Grease the inner walls of the vessel with 1-2 tbsp. of ghee. Now start building up the layers. The thumb rule of layering biryani is the base and top layers should be made by rice.
This is the sequence I usually follow for my biryani. Rice layer followed by a layer of by meat, potato, saffron infused milk, 2-3 tbsp. of Tar. I finish this layer by sprinkling about 1 tsp. of biryani masala and a few drops of rose and kewra water. Use all your meat and rice to complete the layering. There should be 1/3rd space left in the pan once you finished layering. Cover the biryani pot tightly.

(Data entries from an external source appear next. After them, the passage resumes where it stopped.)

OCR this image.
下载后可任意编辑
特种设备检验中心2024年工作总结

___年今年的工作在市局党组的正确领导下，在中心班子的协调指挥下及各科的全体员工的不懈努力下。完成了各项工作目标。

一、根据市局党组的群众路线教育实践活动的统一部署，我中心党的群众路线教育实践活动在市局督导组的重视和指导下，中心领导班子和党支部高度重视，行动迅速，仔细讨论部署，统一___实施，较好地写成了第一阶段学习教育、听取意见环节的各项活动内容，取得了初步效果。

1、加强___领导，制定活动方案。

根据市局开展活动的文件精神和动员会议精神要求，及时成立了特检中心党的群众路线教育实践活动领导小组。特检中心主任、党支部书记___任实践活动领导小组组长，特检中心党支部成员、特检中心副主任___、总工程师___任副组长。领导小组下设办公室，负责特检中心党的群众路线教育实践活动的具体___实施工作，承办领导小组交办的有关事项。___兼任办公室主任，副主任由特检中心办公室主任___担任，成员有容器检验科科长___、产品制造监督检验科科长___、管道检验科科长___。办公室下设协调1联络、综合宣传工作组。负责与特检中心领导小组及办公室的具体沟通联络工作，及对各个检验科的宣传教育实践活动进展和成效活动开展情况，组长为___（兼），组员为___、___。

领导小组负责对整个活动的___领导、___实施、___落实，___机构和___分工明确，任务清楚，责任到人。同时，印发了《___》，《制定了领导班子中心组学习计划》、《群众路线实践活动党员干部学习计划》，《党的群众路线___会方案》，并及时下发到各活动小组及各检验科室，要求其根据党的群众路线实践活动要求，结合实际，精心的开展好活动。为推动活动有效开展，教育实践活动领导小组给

Now we are ready to put the biryani for Dum. Dum is basically slow cooking where the vessel doesn't come in direct contact of heat.  I take water in a bigger vessel and place the biryani pot inside that as shown in the photograph on the right. Let the water boil and then lower the heat and allow it to cook for atleast 45 minutes. Turn off the heat. Let it stand for at least an hour before serving.
Kolkata mutton biryani is best enjoyed with chicken chap (oh that recipe will surely follow).